I do have one major issue with Paripi Koumei, which is that Eiko’s music is supposed to be something wonderful and I find it utterly forgettable. This was a bone of contention I had with Carole & Tuesday too, and in a musically-themed series (as this seems to be and C&T certainly was) that’s not an inconsiderable problem. As for the banter between Eiko and Koumei that works much better, and I liked the gag that her boss at the club turns out to be huge Three Kingdoms otaku. I don’t think he actually believes Koumei is who he thinks he is – more that he’s a nut job who believes it himself, which makes him entertaining.
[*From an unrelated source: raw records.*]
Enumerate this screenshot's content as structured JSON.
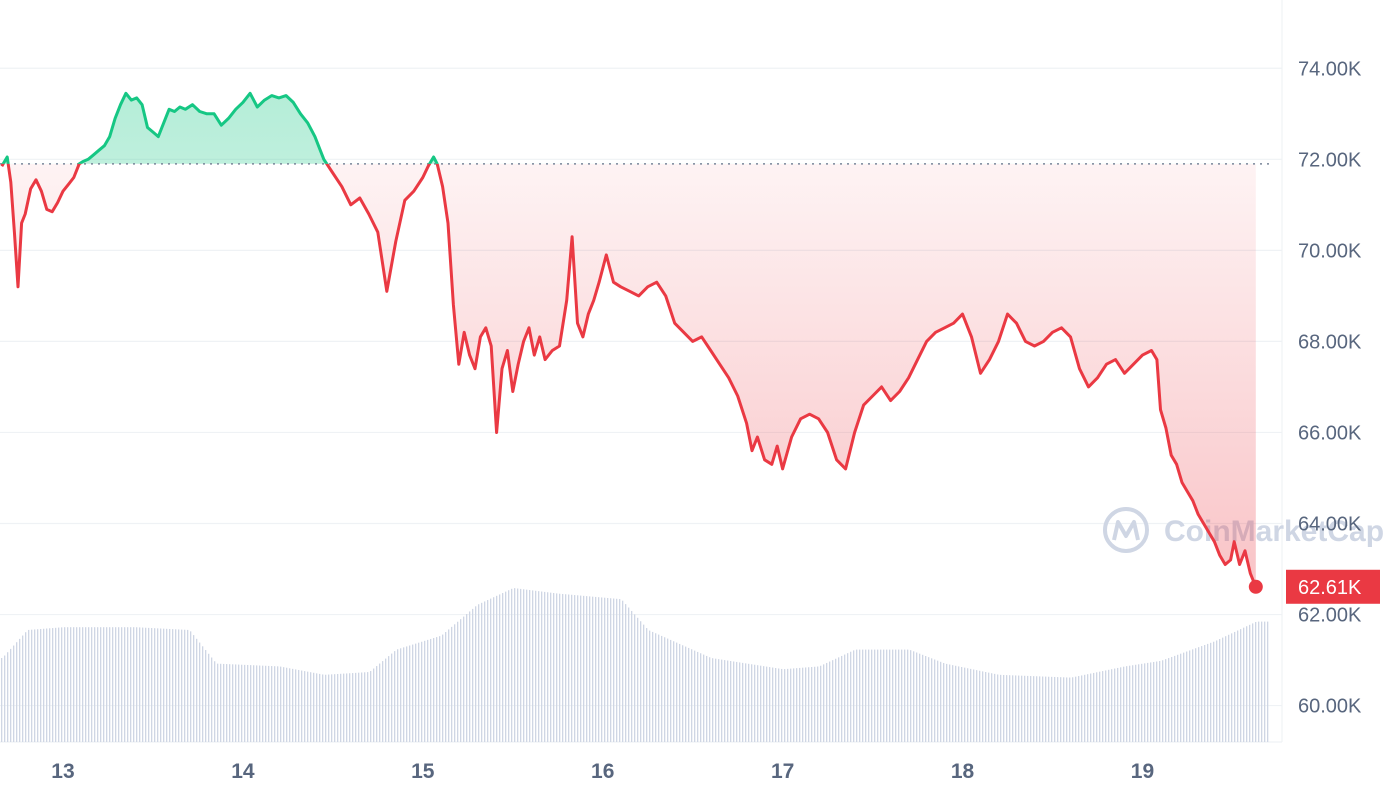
{
  "chart_data": {
    "type": "line",
    "title": "",
    "xlabel": "",
    "ylabel": "",
    "x_ticks": [
      "13",
      "14",
      "15",
      "16",
      "17",
      "18",
      "19"
    ],
    "y_ticks": [
      "74.00K",
      "72.00K",
      "70.00K",
      "68.00K",
      "66.00K",
      "64.00K",
      "62.00K",
      "60.00K"
    ],
    "ylim": [
      59200,
      75500
    ],
    "xlim": [
      12.65,
      19.72
    ],
    "baseline": 71900,
    "last_price_label": "62.61K",
    "last_price": 62610,
    "grid": true,
    "colors": {
      "up": "#16c784",
      "down": "#ea3943",
      "volume": "#cfd6e4",
      "grid": "#eff2f5"
    },
    "series": [
      {
        "values": [
          [
            12.66,
            71850
          ],
          [
            12.69,
            72050
          ],
          [
            12.71,
            71500
          ],
          [
            12.73,
            70400
          ],
          [
            12.75,
            69200
          ],
          [
            12.77,
            70600
          ],
          [
            12.79,
            70800
          ],
          [
            12.82,
            71350
          ],
          [
            12.85,
            71550
          ],
          [
            12.88,
            71300
          ],
          [
            12.91,
            70900
          ],
          [
            12.94,
            70850
          ],
          [
            12.97,
            71050
          ],
          [
            13.0,
            71300
          ],
          [
            13.03,
            71450
          ],
          [
            13.06,
            71600
          ],
          [
            13.09,
            71900
          ],
          [
            13.11,
            71950
          ],
          [
            13.14,
            72000
          ],
          [
            13.17,
            72100
          ],
          [
            13.2,
            72200
          ],
          [
            13.23,
            72300
          ],
          [
            13.26,
            72500
          ],
          [
            13.29,
            72900
          ],
          [
            13.32,
            73200
          ],
          [
            13.35,
            73450
          ],
          [
            13.38,
            73300
          ],
          [
            13.41,
            73350
          ],
          [
            13.44,
            73200
          ],
          [
            13.47,
            72700
          ],
          [
            13.5,
            72600
          ],
          [
            13.53,
            72500
          ],
          [
            13.56,
            72800
          ],
          [
            13.59,
            73100
          ],
          [
            13.62,
            73050
          ],
          [
            13.65,
            73150
          ],
          [
            13.68,
            73100
          ],
          [
            13.72,
            73200
          ],
          [
            13.76,
            73050
          ],
          [
            13.8,
            73000
          ],
          [
            13.84,
            73000
          ],
          [
            13.88,
            72750
          ],
          [
            13.92,
            72900
          ],
          [
            13.96,
            73100
          ],
          [
            14.0,
            73250
          ],
          [
            14.04,
            73450
          ],
          [
            14.08,
            73150
          ],
          [
            14.12,
            73300
          ],
          [
            14.16,
            73400
          ],
          [
            14.2,
            73350
          ],
          [
            14.24,
            73400
          ],
          [
            14.28,
            73250
          ],
          [
            14.32,
            73000
          ],
          [
            14.36,
            72800
          ],
          [
            14.4,
            72500
          ],
          [
            14.45,
            72000
          ],
          [
            14.5,
            71700
          ],
          [
            14.55,
            71400
          ],
          [
            14.6,
            71000
          ],
          [
            14.65,
            71150
          ],
          [
            14.7,
            70800
          ],
          [
            14.75,
            70400
          ],
          [
            14.8,
            69100
          ],
          [
            14.85,
            70200
          ],
          [
            14.9,
            71100
          ],
          [
            14.95,
            71300
          ],
          [
            15.0,
            71600
          ],
          [
            15.03,
            71850
          ],
          [
            15.06,
            72050
          ],
          [
            15.08,
            71900
          ],
          [
            15.11,
            71400
          ],
          [
            15.14,
            70600
          ],
          [
            15.17,
            68800
          ],
          [
            15.2,
            67500
          ],
          [
            15.23,
            68200
          ],
          [
            15.26,
            67700
          ],
          [
            15.29,
            67400
          ],
          [
            15.32,
            68100
          ],
          [
            15.35,
            68300
          ],
          [
            15.38,
            67900
          ],
          [
            15.41,
            66000
          ],
          [
            15.44,
            67400
          ],
          [
            15.47,
            67800
          ],
          [
            15.5,
            66900
          ],
          [
            15.53,
            67500
          ],
          [
            15.56,
            68000
          ],
          [
            15.59,
            68300
          ],
          [
            15.62,
            67700
          ],
          [
            15.65,
            68100
          ],
          [
            15.68,
            67600
          ],
          [
            15.72,
            67800
          ],
          [
            15.76,
            67900
          ],
          [
            15.8,
            68900
          ],
          [
            15.83,
            70300
          ],
          [
            15.86,
            68400
          ],
          [
            15.89,
            68100
          ],
          [
            15.92,
            68600
          ],
          [
            15.95,
            68900
          ],
          [
            15.98,
            69300
          ],
          [
            16.02,
            69900
          ],
          [
            16.06,
            69300
          ],
          [
            16.1,
            69200
          ],
          [
            16.15,
            69100
          ],
          [
            16.2,
            69000
          ],
          [
            16.25,
            69200
          ],
          [
            16.3,
            69300
          ],
          [
            16.35,
            69000
          ],
          [
            16.4,
            68400
          ],
          [
            16.45,
            68200
          ],
          [
            16.5,
            68000
          ],
          [
            16.55,
            68100
          ],
          [
            16.6,
            67800
          ],
          [
            16.65,
            67500
          ],
          [
            16.7,
            67200
          ],
          [
            16.75,
            66800
          ],
          [
            16.8,
            66200
          ],
          [
            16.83,
            65600
          ],
          [
            16.86,
            65900
          ],
          [
            16.9,
            65400
          ],
          [
            16.94,
            65300
          ],
          [
            16.97,
            65700
          ],
          [
            17.0,
            65200
          ],
          [
            17.05,
            65900
          ],
          [
            17.1,
            66300
          ],
          [
            17.15,
            66400
          ],
          [
            17.2,
            66300
          ],
          [
            17.25,
            66000
          ],
          [
            17.3,
            65400
          ],
          [
            17.35,
            65200
          ],
          [
            17.4,
            66000
          ],
          [
            17.45,
            66600
          ],
          [
            17.5,
            66800
          ],
          [
            17.55,
            67000
          ],
          [
            17.6,
            66700
          ],
          [
            17.65,
            66900
          ],
          [
            17.7,
            67200
          ],
          [
            17.75,
            67600
          ],
          [
            17.8,
            68000
          ],
          [
            17.85,
            68200
          ],
          [
            17.9,
            68300
          ],
          [
            17.95,
            68400
          ],
          [
            18.0,
            68600
          ],
          [
            18.05,
            68100
          ],
          [
            18.1,
            67300
          ],
          [
            18.15,
            67600
          ],
          [
            18.2,
            68000
          ],
          [
            18.25,
            68600
          ],
          [
            18.3,
            68400
          ],
          [
            18.35,
            68000
          ],
          [
            18.4,
            67900
          ],
          [
            18.45,
            68000
          ],
          [
            18.5,
            68200
          ],
          [
            18.55,
            68300
          ],
          [
            18.6,
            68100
          ],
          [
            18.65,
            67400
          ],
          [
            18.7,
            67000
          ],
          [
            18.75,
            67200
          ],
          [
            18.8,
            67500
          ],
          [
            18.85,
            67600
          ],
          [
            18.9,
            67300
          ],
          [
            18.95,
            67500
          ],
          [
            19.0,
            67700
          ],
          [
            19.05,
            67800
          ],
          [
            19.08,
            67600
          ],
          [
            19.1,
            66500
          ],
          [
            19.13,
            66100
          ],
          [
            19.16,
            65500
          ],
          [
            19.19,
            65300
          ],
          [
            19.22,
            64900
          ],
          [
            19.25,
            64700
          ],
          [
            19.28,
            64500
          ],
          [
            19.31,
            64200
          ],
          [
            19.34,
            64000
          ],
          [
            19.37,
            63800
          ],
          [
            19.4,
            63600
          ],
          [
            19.43,
            63300
          ],
          [
            19.46,
            63100
          ],
          [
            19.49,
            63200
          ],
          [
            19.51,
            63600
          ],
          [
            19.54,
            63100
          ],
          [
            19.57,
            63400
          ],
          [
            19.6,
            62900
          ],
          [
            19.63,
            62610
          ]
        ]
      }
    ],
    "volume": [
      [
        12.66,
        0.3
      ],
      [
        12.8,
        0.4
      ],
      [
        13.0,
        0.41
      ],
      [
        13.4,
        0.41
      ],
      [
        13.7,
        0.4
      ],
      [
        13.85,
        0.28
      ],
      [
        14.2,
        0.27
      ],
      [
        14.45,
        0.24
      ],
      [
        14.7,
        0.25
      ],
      [
        14.85,
        0.33
      ],
      [
        15.1,
        0.38
      ],
      [
        15.3,
        0.49
      ],
      [
        15.5,
        0.55
      ],
      [
        15.75,
        0.53
      ],
      [
        16.1,
        0.51
      ],
      [
        16.25,
        0.4
      ],
      [
        16.6,
        0.3
      ],
      [
        17.0,
        0.26
      ],
      [
        17.2,
        0.27
      ],
      [
        17.4,
        0.33
      ],
      [
        17.7,
        0.33
      ],
      [
        17.9,
        0.28
      ],
      [
        18.2,
        0.24
      ],
      [
        18.6,
        0.23
      ],
      [
        18.9,
        0.27
      ],
      [
        19.1,
        0.29
      ],
      [
        19.4,
        0.36
      ],
      [
        19.63,
        0.43
      ]
    ]
  },
  "watermark": {
    "text": "CoinMarketCap",
    "icon": "coinmarketcap-logo-icon"
  }
}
In many respects this is a pretty recycled premise. The fish out of water main character, a variation on the isekai theme, workplace humor. But so far at least it’s just distinctive enough to be interesting. The notion of Koumei turning his Confucian strategic genius towards managing Eiko’s career has some comic potential, and there could be an interesting father-daughter vibe there (especially as it’s hinted she has serious family issues). And it’s nice to see P.A. Works trying something really different – again, since you could certainly say the same about Appare-Ranman!. That was a mixed bag to be sure, but PAW’s efforts at regurgitating what people expect a P.A. Works series to be have become almost impossibly generic and feeble, so I’ll take this sort of risk-taking any day of the week. Ya Boy Kongming! seems like it’s worth keeping an eye on, at least for now.